Collector Perspective
This print draws collectors of Fairey's political and civil-rights work and those who want art that makes an explicit civic statement about diversity, equity, inclusion, and voting. Its word-forward, message-driven design differs from his portrait-heavy releases, appealing to buyers who collect his typographic and pro-democracy pieces. With a numbered edition of 300, it is the smaller-edition release in this batch, which collectors focused on edition size may note. At 18 x 24 inches it frames easily and pairs well in a political grouping. The existence of a Cream variant gives variant-focused collectors a companion piece, and the artist signature plus Verisart certificate support documented authenticity.
Historical Context
Released in 2025 through Obey Giant, DEI-TY extends Fairey's decades of pro-democracy and civil-rights advocacy into a contemporary political flashpoint over diversity, equity, and inclusion policy. The work's grounding in American legal history, from constitutional amendments to the Civil Rights Act, reflects his recurring strategy of anchoring present-day arguments in the nation's stated ideals. Its emphatic call to vote in every election, including midterms, connects it to his long catalog of voting-rights and electoral-participation prints. Issued in Cream and Orange variants with a relatively small numbered edition, it sits among his modern activist releases that respond directly to specific policy battles of their moment.
FAQ
What is this print about?
DEI-TY asks viewers to consider the words Diversity, Equity, and Inclusion. Fairey defines each term and argues that current attacks on DEI betray American values, tracing equality through milestones like the 14th, 15th, and 19th Amendments and the Civil Rights Act. He urges pushing back by voting in every election.
What are the edition details?
DEI-TY (Orange) is a screen print measuring 18 x 24 inches on 80# cream Speckletone paper, in a numbered edition of 300. It is signed by Shepard Fairey and includes a Digital Certificate of Authenticity from Verisart. It was released in 2025 at $65.
Are there other versions?
Yes. The source lists editions in Cream and Orange. This record is the Orange edition; a Cream variant of the same image was also produced, giving collectors a companion colorway.

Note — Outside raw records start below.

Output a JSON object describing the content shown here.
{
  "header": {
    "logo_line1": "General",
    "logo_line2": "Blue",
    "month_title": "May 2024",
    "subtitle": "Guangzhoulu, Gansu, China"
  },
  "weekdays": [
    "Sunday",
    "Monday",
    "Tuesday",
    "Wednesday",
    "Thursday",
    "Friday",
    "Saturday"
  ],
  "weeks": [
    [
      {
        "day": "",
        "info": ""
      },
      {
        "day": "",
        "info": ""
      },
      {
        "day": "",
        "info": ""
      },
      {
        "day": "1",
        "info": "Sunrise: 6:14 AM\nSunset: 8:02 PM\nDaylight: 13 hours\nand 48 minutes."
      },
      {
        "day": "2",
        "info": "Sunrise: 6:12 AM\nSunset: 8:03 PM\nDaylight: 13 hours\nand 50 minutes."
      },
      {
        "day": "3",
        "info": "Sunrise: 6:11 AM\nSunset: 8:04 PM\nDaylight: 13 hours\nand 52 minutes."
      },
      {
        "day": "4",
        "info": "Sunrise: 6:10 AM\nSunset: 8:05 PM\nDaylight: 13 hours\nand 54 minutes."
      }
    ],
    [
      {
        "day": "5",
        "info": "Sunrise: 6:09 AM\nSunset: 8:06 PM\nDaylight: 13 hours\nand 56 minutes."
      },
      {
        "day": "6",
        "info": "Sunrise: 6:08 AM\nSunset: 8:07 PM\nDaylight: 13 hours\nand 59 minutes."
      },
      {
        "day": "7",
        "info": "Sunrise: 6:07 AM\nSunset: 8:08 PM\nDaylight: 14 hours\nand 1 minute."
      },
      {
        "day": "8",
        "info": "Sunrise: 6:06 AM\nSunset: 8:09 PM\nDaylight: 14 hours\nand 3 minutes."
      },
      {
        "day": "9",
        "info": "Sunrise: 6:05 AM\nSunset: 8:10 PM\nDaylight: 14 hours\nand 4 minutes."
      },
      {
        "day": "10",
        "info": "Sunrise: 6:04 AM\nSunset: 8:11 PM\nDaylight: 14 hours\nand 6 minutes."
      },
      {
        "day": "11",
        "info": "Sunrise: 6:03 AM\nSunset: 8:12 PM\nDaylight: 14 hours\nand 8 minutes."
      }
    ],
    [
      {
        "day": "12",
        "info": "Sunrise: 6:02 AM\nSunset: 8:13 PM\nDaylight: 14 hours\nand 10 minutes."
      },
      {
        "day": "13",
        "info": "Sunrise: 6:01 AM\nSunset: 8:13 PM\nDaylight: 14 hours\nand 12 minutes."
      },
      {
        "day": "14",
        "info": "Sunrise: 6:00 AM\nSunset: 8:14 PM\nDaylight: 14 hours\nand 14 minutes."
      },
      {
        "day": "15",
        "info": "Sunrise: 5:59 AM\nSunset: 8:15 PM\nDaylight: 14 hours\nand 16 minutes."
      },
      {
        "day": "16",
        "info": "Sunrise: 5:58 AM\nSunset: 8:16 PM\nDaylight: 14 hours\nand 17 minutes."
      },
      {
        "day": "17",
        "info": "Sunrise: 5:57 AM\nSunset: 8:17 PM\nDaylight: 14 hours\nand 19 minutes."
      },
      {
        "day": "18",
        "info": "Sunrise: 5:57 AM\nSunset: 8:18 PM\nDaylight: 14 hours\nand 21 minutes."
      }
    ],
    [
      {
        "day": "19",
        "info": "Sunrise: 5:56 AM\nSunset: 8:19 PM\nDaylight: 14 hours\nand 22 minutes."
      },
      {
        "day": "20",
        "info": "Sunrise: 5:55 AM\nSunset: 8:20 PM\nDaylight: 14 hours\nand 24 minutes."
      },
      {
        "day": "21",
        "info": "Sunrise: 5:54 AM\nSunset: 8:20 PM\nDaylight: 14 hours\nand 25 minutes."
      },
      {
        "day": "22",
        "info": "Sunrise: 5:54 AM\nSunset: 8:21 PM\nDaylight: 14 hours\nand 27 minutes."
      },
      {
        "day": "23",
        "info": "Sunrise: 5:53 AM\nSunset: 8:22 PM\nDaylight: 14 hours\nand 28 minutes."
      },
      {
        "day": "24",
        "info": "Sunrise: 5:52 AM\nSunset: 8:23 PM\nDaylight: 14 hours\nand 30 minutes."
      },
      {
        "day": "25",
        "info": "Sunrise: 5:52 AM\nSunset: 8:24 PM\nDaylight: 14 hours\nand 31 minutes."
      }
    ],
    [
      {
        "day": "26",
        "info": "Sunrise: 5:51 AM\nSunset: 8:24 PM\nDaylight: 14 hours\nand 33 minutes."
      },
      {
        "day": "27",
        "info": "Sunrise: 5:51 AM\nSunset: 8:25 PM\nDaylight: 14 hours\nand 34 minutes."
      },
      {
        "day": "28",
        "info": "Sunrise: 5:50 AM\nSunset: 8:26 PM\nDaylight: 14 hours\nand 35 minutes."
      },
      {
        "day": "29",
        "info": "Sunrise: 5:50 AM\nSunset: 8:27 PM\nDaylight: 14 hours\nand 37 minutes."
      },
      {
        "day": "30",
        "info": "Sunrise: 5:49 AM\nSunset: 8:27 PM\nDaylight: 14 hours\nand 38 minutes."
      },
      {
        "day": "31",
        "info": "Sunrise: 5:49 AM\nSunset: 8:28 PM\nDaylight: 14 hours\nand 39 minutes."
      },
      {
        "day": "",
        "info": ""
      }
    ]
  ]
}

What action does the print call for?
Fairey urges viewers who oppose discrimination to use every tool available to push back, emphasizing voting in EVERY election, including the midterms. He frames collective participation as the way to exercise "power in numbers."
Related Works
About the Artist
Shepard Fairey (b. 1970, Charleston, South Carolina) is an American street artist, graphic designer, and activist, and a graduate of the Rhode Island School of Design. His 1989 “André the Giant Has a Posse” sticker grew into the global OBEY GIANT campaign — an ongoing experiment in propaganda, obedience, and visual culture. He reached worldwide recognition with the 2008 “Hope” portrait of Barack Obama, now held by the Smithsonian National Portrait Gallery. Across screen prints, stencils, murals, and collage, Fairey channels propaganda aesthetics toward themes of peace, justice, environmentalism, and civil rights. His work is in the collections of the Museum of Modern Art, the Victoria & Albert Museum, and LACMA.